The Space Between
Author: Brenna Yocanoff
Pub Date: November 15th 2011
Rating: 4.5 Birds
Everything is made of steel, even the flowers. How can you love anything in a place like this?
Daphne is the half-demon, half-fallen angel daughter of Lucifer and Lilith. Life for her is an endless expanse of time, until her brother Obie is kidnapped - and Daphne realizes she may be partially responsible. Determined to find him, Daphne travels from her home in Pandemonium to the vast streets of Earth, where everything is colder and more terrifying. With the help of the human boy she believes was the last person to see her brother alive, Daphne glimpses into his dreams, discovering clues to Obie's whereabouts. As she delves deeper into her demonic powers, she must navigate the jealousies and alliances of the violent archangels who stand in her way. But she also discovers, unexpectedly, what it means to love and be human in a world where human is the hardest thing to be.
Brenna Yovanoff’s books are always envelope me so completely, that when I finish them I am sad to see they are stand alones. In a world full of trilogy's, I do enjoy a singleton, to break things up now and then. But when you get to like main characters as much as I liked Daphne and Truman in The Space Between, saying good-bye can be a bit difficult and very bittersweet.
The Space Between is a complex and riveting story that spans from Heaven to Hell and in between. It may contain names of demons and angles you have read about before in mythology and other YA stories but I promise you – this story is different than anything you have read before. It reaches into the darkest depths of Hell, and the dingiest corners of Earth to bring you something hypnotic, atmospheric and gripping.

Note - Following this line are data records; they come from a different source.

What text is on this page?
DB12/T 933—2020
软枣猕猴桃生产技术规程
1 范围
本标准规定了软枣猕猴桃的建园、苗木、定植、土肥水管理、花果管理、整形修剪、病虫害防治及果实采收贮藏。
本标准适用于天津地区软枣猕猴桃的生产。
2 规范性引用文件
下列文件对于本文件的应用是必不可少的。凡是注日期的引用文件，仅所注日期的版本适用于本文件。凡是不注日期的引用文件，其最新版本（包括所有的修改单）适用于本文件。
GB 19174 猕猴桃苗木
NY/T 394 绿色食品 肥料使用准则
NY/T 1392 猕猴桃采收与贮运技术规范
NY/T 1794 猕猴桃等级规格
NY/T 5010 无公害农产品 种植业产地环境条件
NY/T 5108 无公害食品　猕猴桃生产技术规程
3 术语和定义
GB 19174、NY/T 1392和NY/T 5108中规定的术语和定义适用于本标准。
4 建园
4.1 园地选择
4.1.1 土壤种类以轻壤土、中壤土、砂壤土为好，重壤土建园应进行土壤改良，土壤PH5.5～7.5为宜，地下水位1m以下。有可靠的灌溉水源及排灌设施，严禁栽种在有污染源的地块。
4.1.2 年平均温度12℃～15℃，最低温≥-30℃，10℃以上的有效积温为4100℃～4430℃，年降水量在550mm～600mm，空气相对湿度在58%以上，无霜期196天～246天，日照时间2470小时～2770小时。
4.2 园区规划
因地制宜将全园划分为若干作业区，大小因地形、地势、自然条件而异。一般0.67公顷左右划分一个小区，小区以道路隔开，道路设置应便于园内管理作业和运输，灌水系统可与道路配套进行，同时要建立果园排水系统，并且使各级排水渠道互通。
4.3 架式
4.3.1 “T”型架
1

Daphne is the sheltered daughter of a demon and an angel. She lives in Hell, in a city called Pandemonium and though her sisters and brother travel to Earth to do their jobs, Daphne remains secured at home. It’s mostly her choice, because she is part good as well as part bad, unlike any of her siblings, she has a hard time understanding how they can do their evil and dark jobs.
This all changes when her brother goes missing, Obie is the only one who loved her, the only one who cared and Daphne is the only one who cares enough for him to look for him. She leaves the protection of the city, green and unaware of what to expect on Earth, to search for Obie and a boy named Truman who was the last human to see her brother alive. But Truman has his own secrets. His own issues and deep dark dysfunction.
I really, really enjoyed this novel, but one little thing stood out to me as lacking just a bit. The character Raymie, while she is very important to the story, felt kind of like a second thought to me. With out her, the story wouldn't have a purpose after awhile, but I wish there had bee more about her, she felt slightly undeveloped to me. That is the only “complaint” (for lack of a better word, though it seems too harsh and not what I really mean by it) I have about The Space Between, and it didn’t change my end thought of the book whatsoever.
Pick this novel up! I promise you will be surprised by the complexity and sheer genius of the plot!!!